# A "Jazzy" piece for piano



## aleazk (Sep 30, 2011)

My new piece for piano. I love Jazz, so I made a "Jazzy" piece :


__
https://soundcloud.com/aleazk%2Fjazzy-piece-for-piano

Although the piece started as an experiment with quartal harmonies...


----------



## ComposerOfAvantGarde (Dec 2, 2011)

Wow! I love that piece! I love jazz too, and I can tell you that piece sounds fantastic. What music do you normally write, or is it all jazz?


----------



## aleazk (Sep 30, 2011)

ComposerOfAvantGarde said:


> Wow! I love that piece! I love jazz too, and I can tell you that piece sounds fantastic. What music do you normally write, or is it all jazz?


i'm being very eclectic right now, i use things from all the music that i listen to. in this moment of my life, particularly impressionism and jazz.


----------



## aleazk (Sep 30, 2011)

here i have more jazzy pieces:











(the last one it's only an sketch)

on the other hand, i have these impressionist pieces:


----------



## ComposerOfAvantGarde (Dec 2, 2011)

Hmm… interesting range of styles. Have you ever explored writing music based on the [classical] sound world of today? There are SO many interesting pieces of music out there written int he last twenty years that will give you some even more fantastic ideas! 
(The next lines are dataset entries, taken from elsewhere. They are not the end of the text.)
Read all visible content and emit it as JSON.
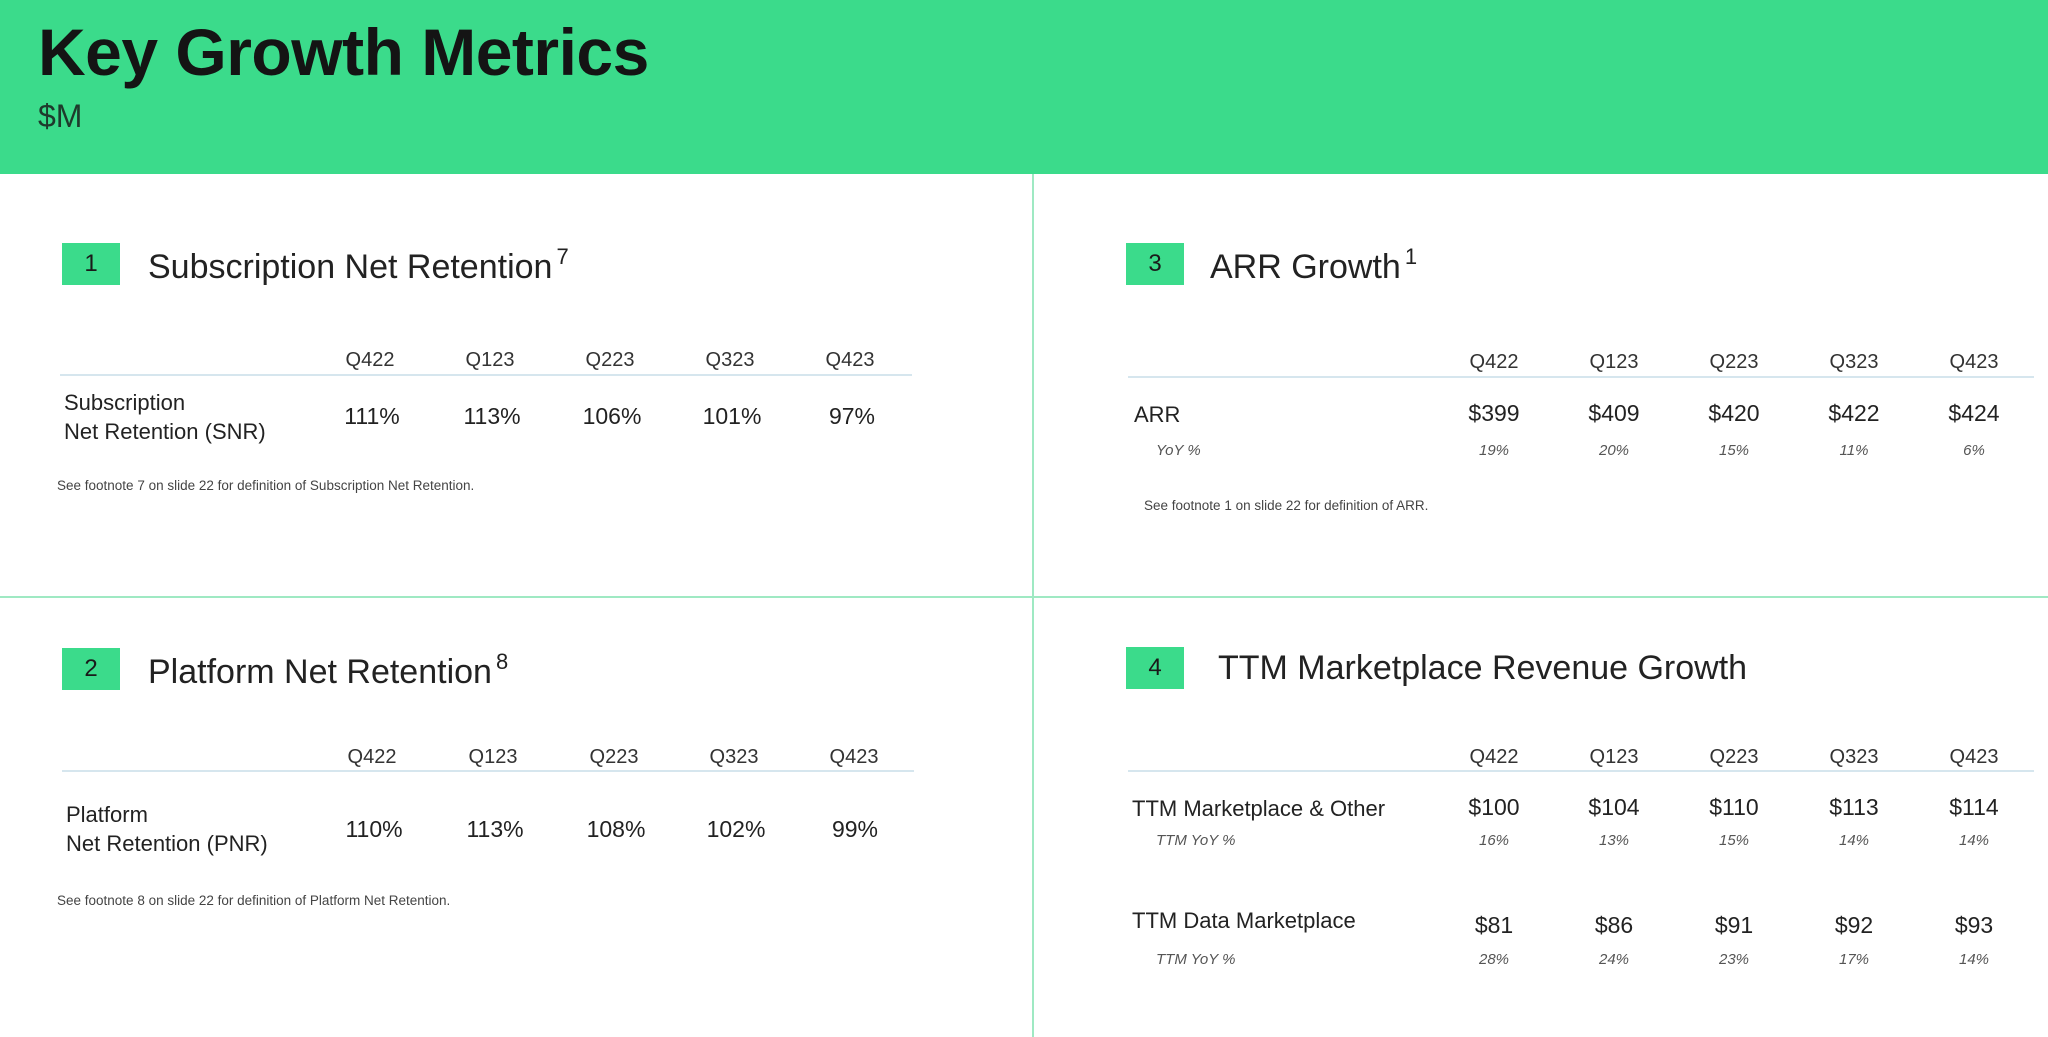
{
  "header": {
    "title": "Key Growth Metrics",
    "subtitle": "$M"
  },
  "quarters": [
    "Q422",
    "Q123",
    "Q223",
    "Q323",
    "Q423"
  ],
  "section1": {
    "number": "1",
    "title": "Subscription Net Retention",
    "footnote_ref": "7",
    "row_label_line1": "Subscription",
    "row_label_line2": "Net Retention (SNR)",
    "values": [
      "111%",
      "113%",
      "106%",
      "101%",
      "97%"
    ],
    "footnote": "See footnote 7 on slide 22 for definition of Subscription Net Retention."
  },
  "section2": {
    "number": "2",
    "title": "Platform Net Retention",
    "footnote_ref": "8",
    "row_label_line1": "Platform",
    "row_label_line2": "Net Retention (PNR)",
    "values": [
      "110%",
      "113%",
      "108%",
      "102%",
      "99%"
    ],
    "footnote": "See footnote 8 on slide 22 for definition of Platform Net Retention."
  },
  "section3": {
    "number": "3",
    "title": "ARR Growth",
    "footnote_ref": "1",
    "row_label": "ARR",
    "sub_label": "YoY %",
    "values": [
      "$399",
      "$409",
      "$420",
      "$422",
      "$424"
    ],
    "yoy": [
      "19%",
      "20%",
      "15%",
      "11%",
      "6%"
    ],
    "footnote": "See footnote 1 on slide 22 for definition of ARR."
  },
  "section4": {
    "number": "4",
    "title": "TTM Marketplace Revenue Growth",
    "rows": [
      {
        "label": "TTM Marketplace & Other",
        "sub_label": "TTM YoY %",
        "values": [
          "$100",
          "$104",
          "$110",
          "$113",
          "$114"
        ],
        "yoy": [
          "16%",
          "13%",
          "15%",
          "14%",
          "14%"
        ]
      },
      {
        "label": "TTM Data Marketplace",
        "sub_label": "TTM YoY %",
        "values": [
          "$81",
          "$86",
          "$91",
          "$92",
          "$93"
        ],
        "yoy": [
          "28%",
          "24%",
          "23%",
          "17%",
          "14%"
        ]
      }
    ]
  },
  "colors": {
    "accent": "#3bdb8b",
    "divider": "#9fe9c3",
    "rule": "#d6e6ee"
  }
}
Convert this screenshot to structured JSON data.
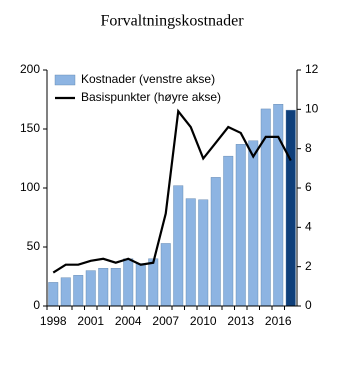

Well, anyway, have fun composing!


----------



## aleazk (Sep 30, 2011)

ComposerOfAvantGarde said:


> Hmm… interesting range of styles. Have you ever explored writing music based on the [classical] sound world of today? There are SO many interesting pieces of music out there written int he last twenty years that will give you some even more fantastic ideas!
> 
> Well, anyway, have fun composing!


yeah, sure, but i wanted to write this kind of things first, i needed to get them out of my system once for all. in the future, i will be more avant-garde . regards.


----------